The carriers are always looking for a competitive edge against their oligopoly-brethren, and their tried-and-true approach to gaining such an edge is through the use of exclusive agreements. Knowing this, Apple played a game of “let’s make a deal.” Apple offered an inside track on cheap and easy acquisition of legions of the most loyal consumers in the world. In exchange, Apple wanted the power of control over the platform. There was no way a carrier would give up control over handset requirements without getting exclusivity in return. This deal was first offered to Verizon, which declined. AT&T, which as Cingular had been one of the more conservative of the carriers, wanted to inject new life into AT&T Mobility, so they grabbed for the brass ring. And, as I touched on in an earlier post, AT&T must have expected that Apple, owing to its history of maintaining tight control over its technology, would keep the platform closed. So, for AT&T, this probably didn’t seem like such a huge risk and came with a big upside.

Google’s strengths and history led it down a different path. While Google has a brand that takes a backseat to nobody, Google does not manufacture physical goods. Google provides web-based software services. So, it’s too big of a stretch to think that people will flock to use a phone that is running a Google-OS just for the sake of it. But, what leverage Google does have lies mostly in its substantial war chest. Through the threat of entering the 700 MHz auction, with the very real prospect that it could win such an auction, Google can force the carriers to the table.

The threat is what a Google-owned spectrum would mean to the cellular industry. First, let’s set aside the notion that Google would actually enter the cellular carrier market. That’s just too far from Google’s core and would require too great a commitment of resources to physical infrastructure. What’s much more likely is that Google would license the spectrum to one or more of the carriers, but that would come with many strings attached. In essence, Google could use the carriers’ own arguments and tactics (“It’s our network/spectrum, and if you want to use it, you’ll follow our rules.”) against them. One such string would undoubtedly be that any device running on that spectrum would have to be Google-powered.

So, in dealing with Google, the carriers are between a rock and a hard place.
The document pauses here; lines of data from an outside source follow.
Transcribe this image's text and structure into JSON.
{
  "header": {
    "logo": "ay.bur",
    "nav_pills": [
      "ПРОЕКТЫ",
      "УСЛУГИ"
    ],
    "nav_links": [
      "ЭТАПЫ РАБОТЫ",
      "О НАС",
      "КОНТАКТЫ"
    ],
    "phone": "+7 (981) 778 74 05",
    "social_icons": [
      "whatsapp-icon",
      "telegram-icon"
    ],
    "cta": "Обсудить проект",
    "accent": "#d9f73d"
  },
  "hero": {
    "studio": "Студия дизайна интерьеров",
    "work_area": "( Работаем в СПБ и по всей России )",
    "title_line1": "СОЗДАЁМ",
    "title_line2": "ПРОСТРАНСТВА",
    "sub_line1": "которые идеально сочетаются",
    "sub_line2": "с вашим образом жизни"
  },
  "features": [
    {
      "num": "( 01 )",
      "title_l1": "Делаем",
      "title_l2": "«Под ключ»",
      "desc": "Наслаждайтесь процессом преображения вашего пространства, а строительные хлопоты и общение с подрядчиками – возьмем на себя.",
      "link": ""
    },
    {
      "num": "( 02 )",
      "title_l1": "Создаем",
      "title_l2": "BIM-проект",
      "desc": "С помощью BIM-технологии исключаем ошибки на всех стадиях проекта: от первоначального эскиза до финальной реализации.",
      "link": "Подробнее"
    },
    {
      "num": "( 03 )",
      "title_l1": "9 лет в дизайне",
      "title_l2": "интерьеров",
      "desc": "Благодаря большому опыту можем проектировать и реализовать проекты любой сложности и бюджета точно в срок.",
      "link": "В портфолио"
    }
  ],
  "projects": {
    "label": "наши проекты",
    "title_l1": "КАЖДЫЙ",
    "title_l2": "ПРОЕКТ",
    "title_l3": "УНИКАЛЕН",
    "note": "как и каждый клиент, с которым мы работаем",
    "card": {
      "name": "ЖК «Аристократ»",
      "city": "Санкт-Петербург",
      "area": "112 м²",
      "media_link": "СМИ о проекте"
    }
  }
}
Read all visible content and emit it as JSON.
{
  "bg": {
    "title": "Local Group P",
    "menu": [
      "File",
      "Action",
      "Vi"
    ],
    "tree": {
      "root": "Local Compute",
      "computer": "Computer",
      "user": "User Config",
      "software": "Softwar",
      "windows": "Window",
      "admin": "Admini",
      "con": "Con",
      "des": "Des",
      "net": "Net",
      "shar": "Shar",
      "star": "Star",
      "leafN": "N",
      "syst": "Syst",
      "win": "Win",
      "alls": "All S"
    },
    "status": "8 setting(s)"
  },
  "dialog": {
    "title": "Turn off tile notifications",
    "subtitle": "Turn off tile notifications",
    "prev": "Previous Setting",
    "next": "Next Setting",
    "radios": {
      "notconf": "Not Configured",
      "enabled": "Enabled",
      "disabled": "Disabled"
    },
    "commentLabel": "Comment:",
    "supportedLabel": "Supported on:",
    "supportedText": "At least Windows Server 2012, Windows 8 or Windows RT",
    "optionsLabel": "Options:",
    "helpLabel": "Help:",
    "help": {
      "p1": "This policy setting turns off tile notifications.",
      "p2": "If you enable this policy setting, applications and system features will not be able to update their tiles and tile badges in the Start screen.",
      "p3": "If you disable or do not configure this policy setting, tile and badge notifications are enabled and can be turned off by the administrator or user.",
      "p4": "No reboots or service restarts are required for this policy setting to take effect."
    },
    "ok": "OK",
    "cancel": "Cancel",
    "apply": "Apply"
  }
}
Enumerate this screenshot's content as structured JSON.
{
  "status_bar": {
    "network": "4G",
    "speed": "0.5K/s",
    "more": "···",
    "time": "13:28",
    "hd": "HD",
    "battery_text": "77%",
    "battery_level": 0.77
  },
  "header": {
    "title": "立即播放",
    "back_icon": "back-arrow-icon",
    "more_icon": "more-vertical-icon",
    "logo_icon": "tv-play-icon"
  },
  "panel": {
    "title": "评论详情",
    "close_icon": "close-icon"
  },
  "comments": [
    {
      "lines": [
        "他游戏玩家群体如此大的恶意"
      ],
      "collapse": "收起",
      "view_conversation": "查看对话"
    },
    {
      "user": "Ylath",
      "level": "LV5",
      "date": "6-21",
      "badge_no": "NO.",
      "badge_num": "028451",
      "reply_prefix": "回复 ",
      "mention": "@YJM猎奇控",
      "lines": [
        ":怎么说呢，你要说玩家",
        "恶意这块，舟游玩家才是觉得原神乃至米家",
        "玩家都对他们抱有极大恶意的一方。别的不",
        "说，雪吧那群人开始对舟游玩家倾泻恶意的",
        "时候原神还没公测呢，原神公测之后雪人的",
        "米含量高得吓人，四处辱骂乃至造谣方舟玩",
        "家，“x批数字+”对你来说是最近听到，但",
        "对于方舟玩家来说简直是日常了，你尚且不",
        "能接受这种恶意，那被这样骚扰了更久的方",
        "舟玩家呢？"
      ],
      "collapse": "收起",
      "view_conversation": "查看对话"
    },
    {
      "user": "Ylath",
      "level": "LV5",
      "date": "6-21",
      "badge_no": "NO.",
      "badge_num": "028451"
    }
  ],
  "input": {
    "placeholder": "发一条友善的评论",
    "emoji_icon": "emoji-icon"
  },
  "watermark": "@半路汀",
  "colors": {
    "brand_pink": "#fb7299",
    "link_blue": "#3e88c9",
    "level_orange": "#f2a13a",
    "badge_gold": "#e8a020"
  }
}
They are not “induced” to work with Google by the allure of advertising revenue splits, they are compelled to do so. Either they negotiate some revenue split now (with the greater portion of that split going to Google, of course), or have a worse deal force-fed to them later. Either way, the carriers are losing their tight grip on the mobile universe, which is a good thing.

Even though the unspoken Apple-Google alliance’s efforts against the cellular carriers is ultimately leading to a more open mobile network (hooray!), let’s not forget that this is in no way an altruistic endeavor on either company’s part. Apple was forced by consumer backlash to open its platform. Google is simply looking to expand its advertising reach into the emerging mobile arena. In this respect, Google seems to be setting itself up as the default advertising platform for mobile devices in a manner eerily similar to how Microsoft leveraged the Wintel monopoly to win the browser wars with Netscape.

Let’s just hope that Google isn’t using the banner of openness as a trojan horse for creating its own monopoly, but stays true to its”Do no evil” mantra, because mobile users in the US have been oppressed for too long already.